” The Chennai Express arriving from Mumbai is ready to depart from Platform 1″ said the loudspeaker in three different languages. She waved at her mother from the window of her 2nd class, non-AC compartment, the whistle downing out her last-minute instructions. It was more than 4 years since she had taken the train and forever since she rode it alone. She remembered the last time, how while admiring the view she had lost her seat to the aggressive ladies. They just kept pushing her and one even sat on her hand, making her instinctively snatch it up and lose the space forever. She had tried to reason with them, showed them her ticket and said she had a right to the space, but they just ignored her and chatted with each other in their loud, crude voices. Thankfully, there was just one stop left, so she had spent it standing up. She was determined not to let that happen to her this time. She sat with her legs folded, elbows sticking out, ready for any attempt to wrest the space from her. She switched on her Walkman, tuned to her upbeat exercise music and opened her book. Two more stops before the crowd gets in, she was all ready.

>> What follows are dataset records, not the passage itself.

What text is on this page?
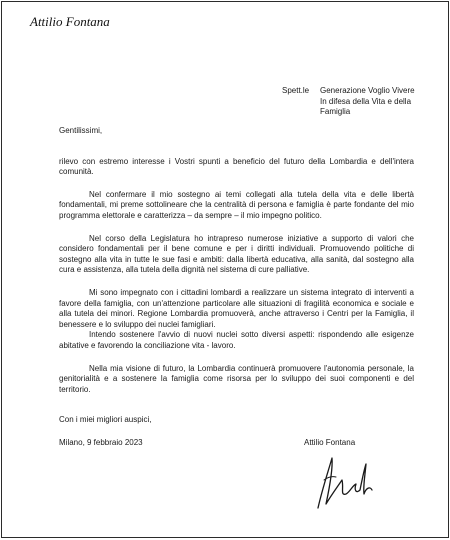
Attilio Fontana
Spett.le	Generazione Voglio Vivere
In difesa della Vita e della
Famiglia

Gentilissimi,

rilevo con estremo interesse i Vostri spunti a beneficio del futuro della Lombardia e dell'intera comunità.

Nel confermare il mio sostegno ai temi collegati alla tutela della vita e delle libertà fondamentali, mi preme sottolineare che la centralità di persona e famiglia è parte fondante del mio programma elettorale e caratterizza – da sempre – il mio impegno politico.

Nel corso della Legislatura ho intrapreso numerose iniziative a supporto di valori che considero fondamentali per il bene comune e per i diritti individuali. Promuovendo politiche di sostegno alla vita in tutte le sue fasi e ambiti: dalla libertà educativa, alla sanità, dal sostegno alla cura e assistenza, alla tutela della dignità nel sistema di cure palliative.

Mi sono impegnato con i cittadini lombardi a realizzare un sistema integrato di interventi a favore della famiglia, con un'attenzione particolare alle situazioni di fragilità economica e sociale e alla tutela dei minori. Regione Lombardia promuoverà, anche attraverso i Centri per la Famiglia, il benessere e lo sviluppo dei nuclei famigliari.

Intendo sostenere l'avvio di nuovi nuclei sotto diversi aspetti: rispondendo alle esigenze abitative e favorendo la conciliazione vita - lavoro.

Nella mia visione di futuro, la Lombardia continuerà promuovere l'autonomia personale, la genitorialità e a sostenere la famiglia come risorsa per lo sviluppo dei suoi componenti e del territorio.

Con i miei migliori auspici,

Milano, 9 febbraio 2023	Attilio Fontana
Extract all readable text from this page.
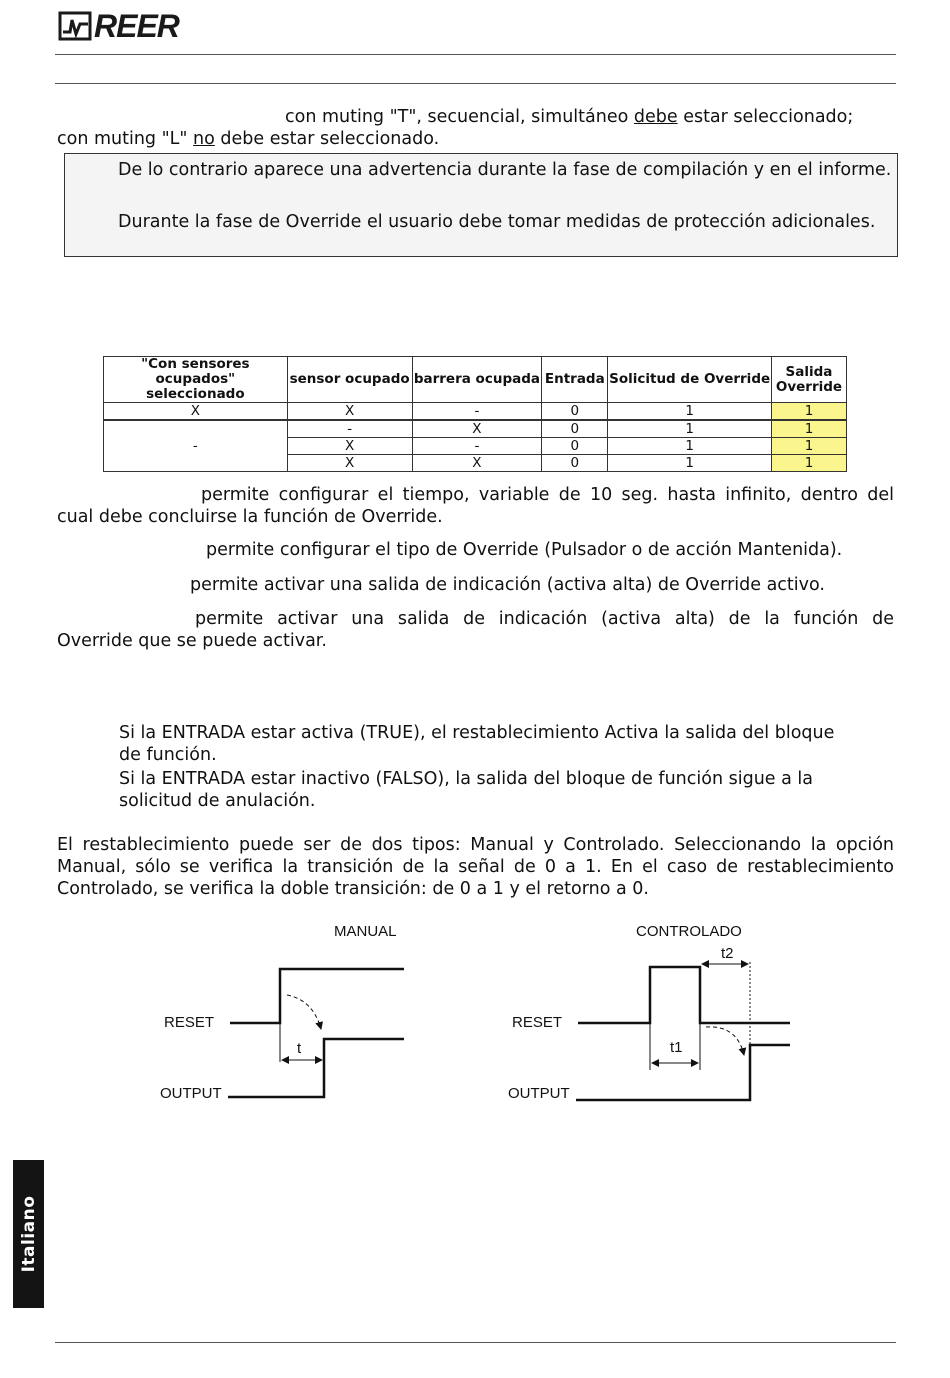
REER
con muting "T", secuencial, simultáneo debe estar seleccionado;
con muting "L" no debe estar seleccionado.
De lo contrario aparece una advertencia durante la fase de compilación y en el informe.
Durante la fase de Override el usuario debe tomar medidas de protección adicionales.
"Con sensores ocupados" seleccionado	sensor ocupado	barrera ocupada	Entrada	Solicitud de Override	Salida Override
X	X	-	0	1	1
-	-	X	0	1	1
	X	-	0	1	1
	X	X	0	1	1
permite configurar el tiempo, variable de 10 seg. hasta infinito, dentro del
cual debe concluirse la función de Override.
permite configurar el tipo de Override (Pulsador o de acción Mantenida).
permite activar una salida de indicación (activa alta) de Override activo.
permite activar una salida de indicación (activa alta) de la función de
Override que se puede activar.
Si la ENTRADA estar activa (TRUE), el restablecimiento Activa la salida del bloque
de función.
Si la ENTRADA estar inactivo (FALSO), la salida del bloque de función sigue a la
solicitud de anulación.
El restablecimiento puede ser de dos tipos: Manual y Controlado. Seleccionando la opción
Manual, sólo se verifica la transición de la señal de 0 a 1. En el caso de restablecimiento
Controlado, se verifica la doble transición: de 0 a 1 y el retorno a 0.
MANUAL
RESET
OUTPUT
t
CONTROLADO
RESET
OUTPUT
t1
t2
Italiano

“They’re in your way, But as long as you’re swinging Strong then you’ll get byayayay” shrieked The Offsprings in her ear as the first wave of passengers got on. That’s right, I am swinging strong so don’t you get in my way, she thought and kept her elbows well cocked. A family of three sat opposite to her, their little kid in between them. They were still getting their luggage sorted in the space under the seats when the train pulled out of the station. She heaved a silent sigh of relief, no one on her bench this station. Maybe this was going to be a better journey after all, she thought getting back to her book.

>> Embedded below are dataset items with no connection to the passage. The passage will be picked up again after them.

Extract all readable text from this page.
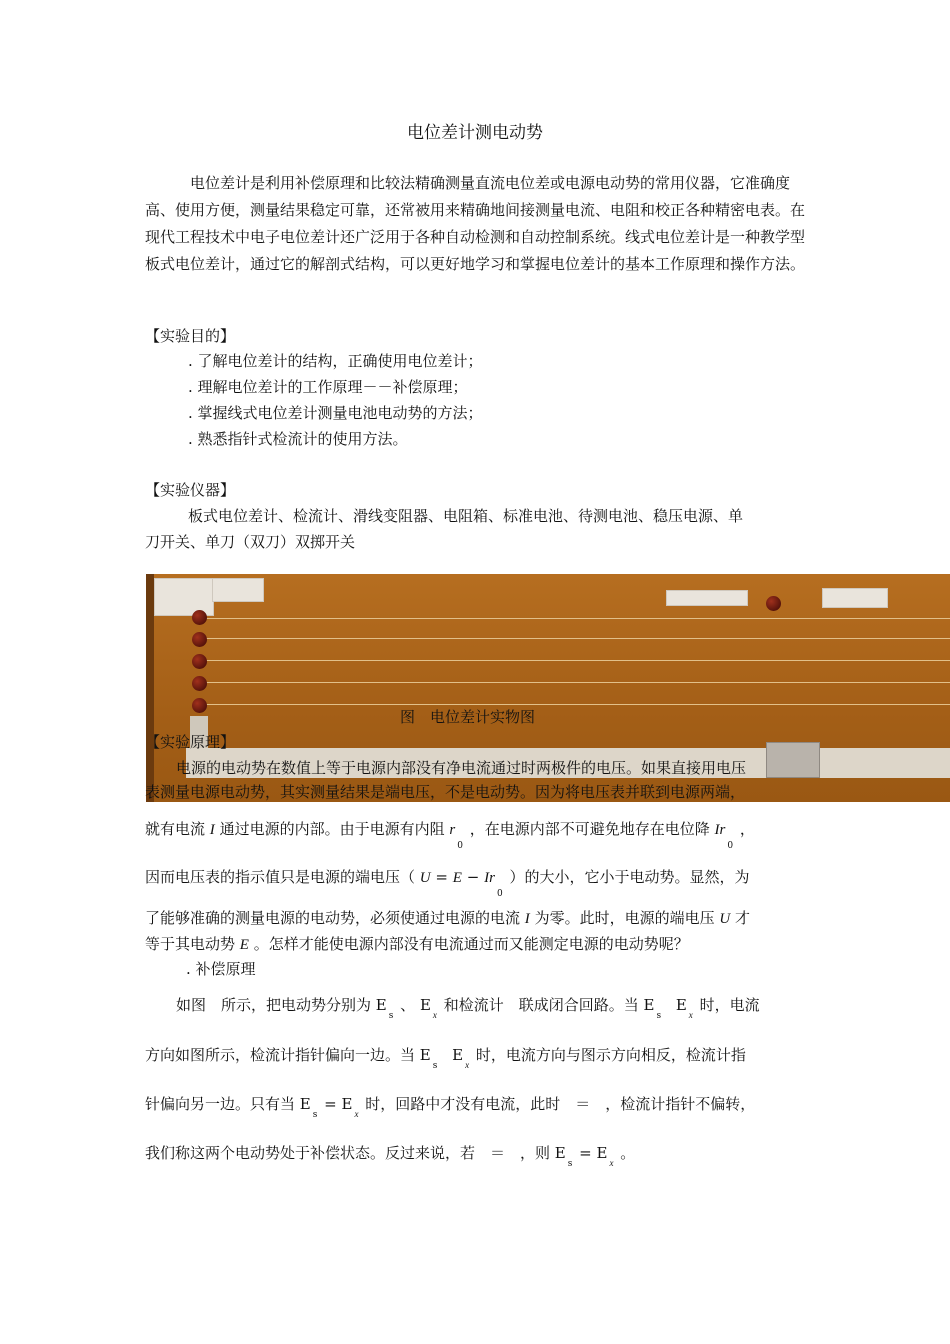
电位差计测电动势
电位差计是利用补偿原理和比较法精确测量直流电位差或电源电动势的常用仪器，它准确度高、使用方便，测量结果稳定可靠，还常被用来精确地间接测量电流、电阻和校正各种精密电表。在现代工程技术中电子电位差计还广泛用于各种自动检测和自动控制系统。线式电位差计是一种教学型板式电位差计，通过它的解剖式结构，可以更好地学习和掌握电位差计的基本工作原理和操作方法。
【实验目的】
. 了解电位差计的结构，正确使用电位差计；
. 理解电位差计的工作原理－－补偿原理；
. 掌握线式电位差计测量电池电动势的方法；
. 熟悉指针式检流计的使用方法。
【实验仪器】
板式电位差计、检流计、滑线变阻器、电阻箱、标准电池、待测电池、稳压电源、单
刀开关、单刀（双刀）双掷开关
图　电位差计实物图
【实验原理】
电源的电动势在数值上等于电源内部没有净电流通过时两极件的电压。如果直接用电压
表测量电源电动势，其实测量结果是端电压，不是电动势。因为将电压表并联到电源两端，
就有电流 I 通过电源的内部。由于电源有内阻 $r_0$ ，在电源内部不可避免地存在电位降 $Ir_0$ ，
因而电压表的指示值只是电源的端电压（ $U = E - Ir_0$ ）的大小，它小于电动势。显然，为
了能够准确的测量电源的电动势，必须使通过电源的电流 I 为零。此时，电源的端电压 U 才
等于其电动势 E 。怎样才能使电源内部没有电流通过而又能测定电源的电动势呢？
. 补偿原理
如图　所示，把电动势分别为 $E_s$ 、 $E_x$ 和检流计　联成闭合回路。当 $E_s$ $E_x$ 时，电流
方向如图所示，检流计指针偏向一边。当 $E_s$ $E_x$ 时，电流方向与图示方向相反，检流计指
针偏向另一边。只有当 $E_s = E_x$ 时，回路中才没有电流，此时　＝　，检流计指针不偏转，
我们称这两个电动势处于补偿状态。反过来说，若　＝　，则 $E_s = E_x$ 。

The smell of hot pongal dripping in ghee and roasted cashews dragged her from the book. She looked out the window and noticed they had passed the half way mark. Still no one on her bench, just one guy at the aisle end chatting away to the people across. The family opposite to her had gained two more people who were all playing cards and munching on the pongal. They were sharing their food with those from across the aisle. They saw her look up from her book and smiled. She quickly looked away afraid if she made eye contact, they would strike up a conversation. From conversation to moving over to her side and taking over her place was just a natural progression. She pulled out her bag and took out the curd rice her mother had packed for her journey.

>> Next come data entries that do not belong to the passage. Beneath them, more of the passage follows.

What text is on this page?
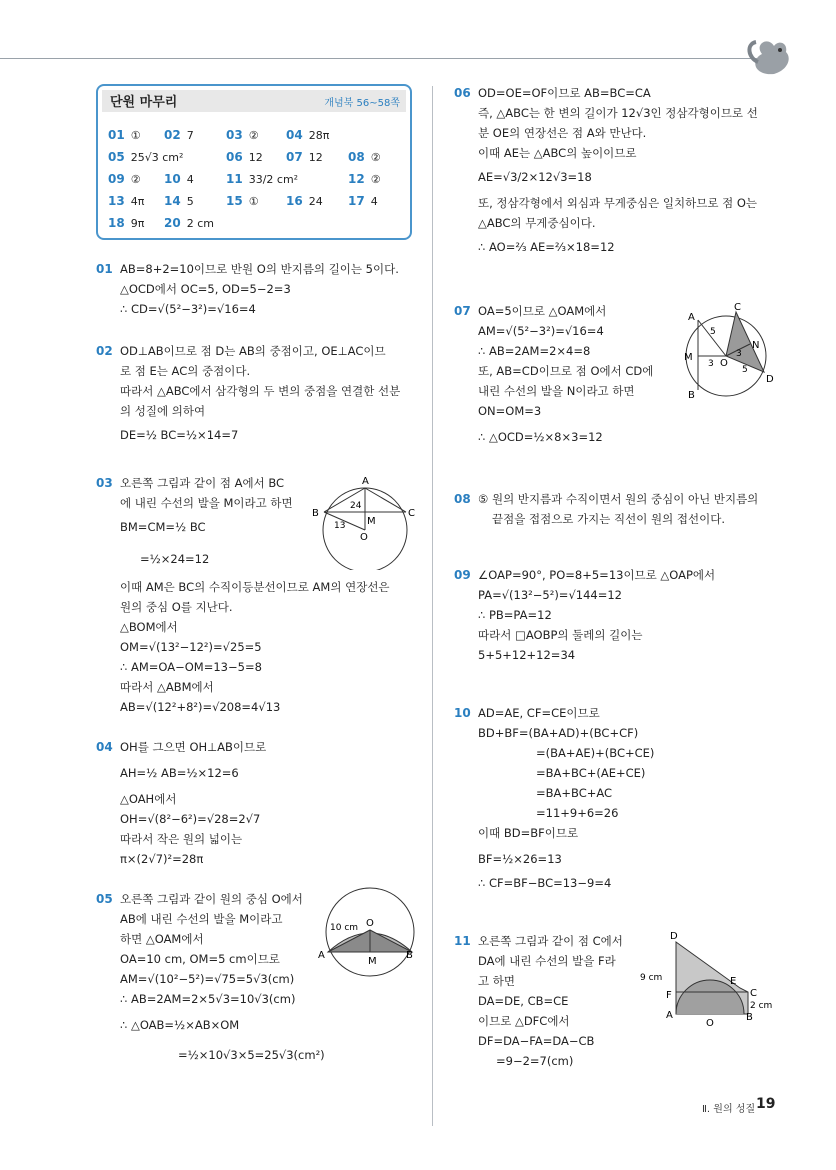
단원 마무리	개념북 56~58쪽
01 ① 02 7	03 ② 04 28π
05 25√3 cm²	06 12 07 12 08 ②
09 ② 10 4	11 33/2 cm²	12 ②
13 4π 14 5	15 ① 16 24 17 4
18 9π 20 2 cm
01 AB=8+2=10이므로 반원 O의 반지름의 길이는 5이다.
△OCD에서 OC=5, OD=5−2=3
∴ CD=√(5²−3²)=√16=4
02 OD⊥AB이므로 점 D는 AB의 중점이고, OE⊥AC이므
로 점 E는 AC의 중점이다.
따라서 △ABC에서 삼각형의 두 변의 중점을 연결한 선분
의 성질에 의하여
DE=½ BC=½×14=7
03 오른쪽 그림과 같이 점 A에서 BC
에 내린 수선의 발을 M이라고 하면
BM=CM=½ BC
=½×24=12
이때 AM은 BC의 수직이등분선이므로 AM의 연장선은
원의 중심 O를 지난다.
△BOM에서
OM=√(13²−12²)=√25=5
∴ AM=OA−OM=13−5=8
따라서 △ABM에서
AB=√(12²+8²)=√208=4√13
A
B	C
M
O
24
13
04 OH를 그으면 OH⊥AB이므로
AH=½ AB=½×12=6
△OAH에서
OH=√(8²−6²)=√28=2√7
따라서 작은 원의 넓이는
π×(2√7)²=28π
05 오른쪽 그림과 같이 원의 중심 O에서
AB에 내린 수선의 발을 M이라고
하면 △OAM에서
OA=10 cm, OM=5 cm이므로
AM=√(10²−5²)=√75=5√3(cm)
∴ AB=2AM=2×5√3=10√3(cm)
∴ △OAB=½×AB×OM
=½×10√3×5=25√3(cm²)
O
A	B
M
10 cm
06 OD=OE=OF이므로 AB=BC=CA
즉, △ABC는 한 변의 길이가 12√3인 정삼각형이므로 선
분 OE의 연장선은 점 A와 만난다.
이때 AE는 △ABC의 높이이므로
AE=√3/2×12√3=18
또, 정삼각형에서 외심과 무게중심은 일치하므로 점 O는
△ABC의 무게중심이다.
∴ AO=⅔ AE=⅔×18=12
07 OA=5이므로 △OAM에서
AM=√(5²−3²)=√16=4
∴ AB=2AM=2×4=8
또, AB=CD이므로 점 O에서 CD에
내린 수선의 발을 N이라고 하면
ON=OM=3
∴ △OCD=½×8×3=12
A
B
C
D
M
N
O
5
5
3
3
08 ⑤ 원의 반지름과 수직이면서 원의 중심이 아닌 반지름의
끝점을 접점으로 가지는 직선이 원의 접선이다.
09 ∠OAP=90°, PO=8+5=13이므로 △OAP에서
PA=√(13²−5²)=√144=12
∴ PB=PA=12
따라서 □AOBP의 둘레의 길이는
5+5+12+12=34
10 AD=AE, CF=CE이므로
BD+BF=(BA+AD)+(BC+CF)
=(BA+AE)+(BC+CE)
=BA+BC+(AE+CE)
=BA+BC+AC
=11+9+6=26
이때 BD=BF이므로
BF=½×26=13
∴ CF=BF−BC=13−9=4
11 오른쪽 그림과 같이 점 C에서
DA에 내린 수선의 발을 F라
고 하면
DA=DE, CB=CE
이므로 △DFC에서
DF=DA−FA=DA−CB
=9−2=7(cm)
D
E
C
F
A	B
O
9 cm
2 cm
Ⅱ. 원의 성질 19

As the train finally pulled into her station, she was the first one-off it. She stood to the side scanning the crowd for her friend who was going to pick her up. She noticed the others getting off one by one, exchanging numbers, Facebook ids and helping each other with their luggage as they walked towards the exit.
* Literally translates to Train Friendships. It was taken from the title of a TV series in DoorDarshan in the ’90s.